No matter how slick the new hardware is or how hard BlackBerry strives to convince us that its new BB10 handsets are the cat's meow, there's still one massive stumbling block -- quality apps. Apparently even the BlackBerry faithful agree and intrepid tweakers have stepped in to fix the situation themselves.
Read on to learn how you can quickly take advantage of free BlackBerry 10 apps that others have kindly ported from Android. Best of all, the entire process takes minutes and loading apps to your or just a matter of seconds.
Gather your tools
So here's what you'll need to get started: a BlackBerry 10 smartphone, either the Z10 or the Q10, a Windows or Mac computer with Google's Chrome browser installed, and a Wi-Fi network that both can connect to.
Prepare your BlackBerry
The first step is to flip your BlackBerry 10 phone into developer mode. Within the BlackBerry Hub or any home screen grab the pull-down menu from the top of the display. Click Settings, Security and Privacy, then tap Development Mode. From there switch on Development Mode by hitting the software switch next to "Use Development Mode."
A word of caution here. You will be prompted to choose and enter a Development Mode password before the setting kicks into effect. Make sure to create one that's easy to remember or write it down somewhere.
PlayBook App Manager to the rescue
Now you'll want to fire up your computer's Google Chrome browser and download the main software tool you'll be using. Head over to the Chrome app store, search for an app called the PlayBook App Manager, then download and install it. This works for Chrome on both Macs and PCs, by the way.
Next grab hold of your BlackBerry 10 phone, in my case I used the BlackBerry Z10, and confirm that both it and your computer are linked to the same Wi-Fi network. After this you'll have to find out what the IP address of your BlackBerry is. To be clear, this is not to be confused with the Development Mode IP address -- trust me, both CNET editor/labs guru Joseph Kaminski and I made this mistake initially.
You'll find the correct IP address listed under System Settings, About, then within the Network category. Punch this IP address number into the PlayBook App Manager window provided and click Save. If you get a warning about SSL certificate errors, throw caution to the wind and proceed anyway.
You should now see the correct IP address for your device listed under the "Manage your device" heading. Clicking the number will launch a list of all the applications currently installed on your phone.
Find an app you want
From flying people en masse out to BlackBerry Live in Orlando, Fla., to offering a host of cross-platform dev tools, BlackBerry has recently been pulling out all the stops to get developers jazzed about BB10. As a result numerous Web sites have cropped up that offer catalogs of Android apps converted from native APK files to the BAR extension digestible by BlackBerry 10 gadgets.
I discovered two locations, Androidbars.net and BB10bars.net, through the recommendations of BlackBerry devs in the know, and some quick sleuthing on my own. One of my big pet peeves with BB10 is the lack of a good news aggregator such as Flipboard or Google Currents. That's why I was beside myself with glee when I found the Flipboard BlackBerry port displayed front and center at both sites.

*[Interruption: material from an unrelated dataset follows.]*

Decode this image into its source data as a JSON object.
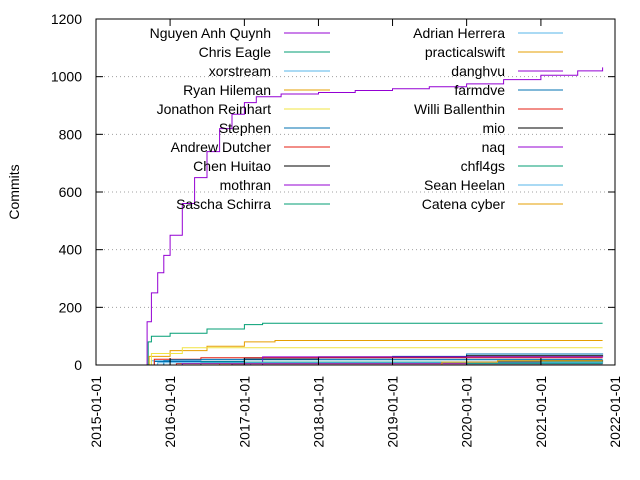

I just downloaded the Flipboard BAR file to a handy PC directory, plus a few more for good measure -- namely Netflix and Google Maps. With my virtual bag stuffed with goodies, I was ready to have some real fun.
Load up your BlackBerry
I had kept the Chrome browser window open with the PlayBook App Manager, but it's a good idea to bookmark it right after you secure a successful BlackBerry/PC connection. The next and final significant step is to drag and drop the BAR app file you downloaded into the list of applications the PlayBook App Manager sees.
After this, the handy software tool began installing the app to my Z10 as indicated by a progress bar in the upper left corner. It's as easy as that, really. You can even watch the app materialize in the phone's app tray as it's installing. Believe me when I say people on the surrounding floors could hear my hoots of joy when I successfully launched Flipboard, complete with smooth magazine-style animations.
This is no panacea
I have to point out that while this hack sounds like a huge win for current and potential BlackBerry users, other parts of my experience say otherwise. The Netflix app I installed was functional but buggy with stutters navigating my library and frequent crashes. Also frustrating was that one version of the Instagram app I loaded refused to sign me in to my account or open at all.
Now I know that I shouldn't be surprised by flaky software, especially when using tinkered code such as this. Still it's always painful when hope soars then slams back to the ground floor of ecosystem reality.